Providing help to friends, acquaintances, and even strangers can mitigate the impact of daily stressors on our emotions and our mental health, according to new research published in Clinical Psychological Science, a journal of the Association for Psychological Science.
“Our research shows that when we help others we can also help ourselves,” explains study author Emily Ansell of the Yale University School of Medicine. “Stressful days usually lead us to have a worse mood and poorer mental health, but our findings suggest that if we do small things for others, such as holding a door open for someone, we won’t feel as poorly on stressful days.”
We often turn to others for social support when we’re feeling stressed, but these new results suggest that proactively doing things for others may be another effective strategy for coping with everyday worries and strains.
“The holiday season can be a very stressful time, so think about giving directions, asking someone if they need help, or holding that elevator door over the next month,” Ansell adds. “It may end up helping you feel just a little bit better.”
Laboratory-based experiments have shown that providing support can help individuals cope with stress, increasing their experiences of positive emotion. To investigate whether this holds true in the context of everyday functioning in the real world, Ansell and co-authors Elizabeth B. Raposa (UCLA and Yale University School of Medicine) and Holly B. Laws (Yale University School of Medicine) conducted a study in which people used their smartphones to report on their feelings and experiences in daily life.
A total of 77 adults, ranging from 18 to 44 years old, participated in the 14-day study; people with substance dependences, diagnosed mental illness, or cognitive impairment were not included for participation.
The participants received an automated phone reminder every night that prompted them to complete their daily assessment. They were asked to report any stressful life events they experienced that day across several domains (e.g., interpersonal, work/education, home, finance, health/accident) and the total number of events comprised the measure of daily stress. They were also asked to report whether they had engaged in various helpful behaviors (e.g., held open a door, helped with schoolwork, asked someone if they needed help) that day.
The participants also completed a 10-item short-form of the Positive and Negative Affect Scale, a well-validated measure of experienced emotion, and they were asked to rate their mental health for that day using a slider on a scale that ranged from 0 (poor) to 100 (excellent).
The results indicated that helping others boosted participants’ daily well-being.

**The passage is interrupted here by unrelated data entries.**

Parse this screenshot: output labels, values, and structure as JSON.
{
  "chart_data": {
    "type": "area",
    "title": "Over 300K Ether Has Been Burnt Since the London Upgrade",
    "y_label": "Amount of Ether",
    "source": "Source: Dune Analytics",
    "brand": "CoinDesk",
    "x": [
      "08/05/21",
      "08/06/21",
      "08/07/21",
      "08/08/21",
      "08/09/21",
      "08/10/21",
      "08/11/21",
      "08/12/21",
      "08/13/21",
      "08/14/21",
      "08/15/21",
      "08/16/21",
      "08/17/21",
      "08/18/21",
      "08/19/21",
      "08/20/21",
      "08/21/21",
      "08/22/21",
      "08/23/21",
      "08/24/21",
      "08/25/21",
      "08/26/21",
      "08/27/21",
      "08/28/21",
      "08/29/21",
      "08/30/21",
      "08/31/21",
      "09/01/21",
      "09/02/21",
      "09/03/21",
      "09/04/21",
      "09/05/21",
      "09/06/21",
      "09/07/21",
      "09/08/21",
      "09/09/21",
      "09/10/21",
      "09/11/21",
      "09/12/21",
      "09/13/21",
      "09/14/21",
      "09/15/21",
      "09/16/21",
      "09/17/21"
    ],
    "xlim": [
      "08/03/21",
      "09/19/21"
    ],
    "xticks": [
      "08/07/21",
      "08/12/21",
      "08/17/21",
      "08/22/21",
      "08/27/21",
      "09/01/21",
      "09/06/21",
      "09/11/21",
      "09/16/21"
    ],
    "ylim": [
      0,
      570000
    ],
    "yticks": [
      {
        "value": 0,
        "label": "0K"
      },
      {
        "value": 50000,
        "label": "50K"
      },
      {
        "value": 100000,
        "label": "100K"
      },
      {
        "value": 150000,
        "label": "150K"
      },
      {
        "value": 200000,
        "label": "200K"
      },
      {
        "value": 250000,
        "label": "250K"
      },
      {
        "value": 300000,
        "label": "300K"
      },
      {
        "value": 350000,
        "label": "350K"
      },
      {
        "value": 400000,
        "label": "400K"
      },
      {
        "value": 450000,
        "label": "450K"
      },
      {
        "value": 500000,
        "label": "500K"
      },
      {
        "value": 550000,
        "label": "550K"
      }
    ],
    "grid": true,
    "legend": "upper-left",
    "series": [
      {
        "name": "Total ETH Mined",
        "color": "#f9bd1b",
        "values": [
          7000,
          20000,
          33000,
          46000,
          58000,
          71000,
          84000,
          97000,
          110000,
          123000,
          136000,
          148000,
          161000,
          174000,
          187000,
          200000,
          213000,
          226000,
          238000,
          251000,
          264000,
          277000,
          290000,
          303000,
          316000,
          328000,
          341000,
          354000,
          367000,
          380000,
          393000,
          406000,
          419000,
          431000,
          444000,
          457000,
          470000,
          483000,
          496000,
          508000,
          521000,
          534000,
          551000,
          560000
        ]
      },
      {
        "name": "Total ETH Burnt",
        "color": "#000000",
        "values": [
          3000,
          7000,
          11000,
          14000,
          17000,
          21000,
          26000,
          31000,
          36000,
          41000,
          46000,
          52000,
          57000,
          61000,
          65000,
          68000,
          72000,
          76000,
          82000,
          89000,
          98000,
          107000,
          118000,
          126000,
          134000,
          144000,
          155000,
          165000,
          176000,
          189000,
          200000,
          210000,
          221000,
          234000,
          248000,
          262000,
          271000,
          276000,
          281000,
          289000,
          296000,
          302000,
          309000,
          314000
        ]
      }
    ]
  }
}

A greater number of helping behaviors was associated with higher levels of daily positive emotion and better overall mental health.
And participants’ helping behavior also influenced how they responded to stress. People who reported lower-than-usual helping behavior reported lower positive emotion and higher negative emotion in response to high daily stress. Those who reported higher-than-usual levels of helping behavior, on the other hand, showed no dampening of positive emotion or mental health, and a lower increase in negative emotion, in response to high daily stress. In other words, helping behavior seemed to buffer the negative effects of stress on well-being.
“It was surprising how strong and uniform the effects were across daily experiences,” says Ansell. “For example, if a participant did engage in more prosocial behaviors on stressful days there was essentially no impact of stress on positive emotion or daily mental health. And there was only a slight increase in negative emotion from stress if the participant engaged in more prosocial behaviors.”
The researchers note that additional studies will be necessary to determine whether the findings hold across ethnically and culturally diverse populations.
A particularly important avenue for future investigation, the researchers say, is to determine whether actively prompting people to engage in more helping behavior can further improve their mood and mental health.
“This would help clarify whether prescribing prosocial behaviors can be used as a potential intervention to deal with stress, particularly in individuals who are experiencing depressed mood or high acute stress,” Ansell concludes.
This study was supported by a grant from the National Institute on Drug Abuse (K08-DA029641; E.B.A.). Additional support was provided by a training grant from the National Institute of Mental Health (T32-MH062994; H.B.L.).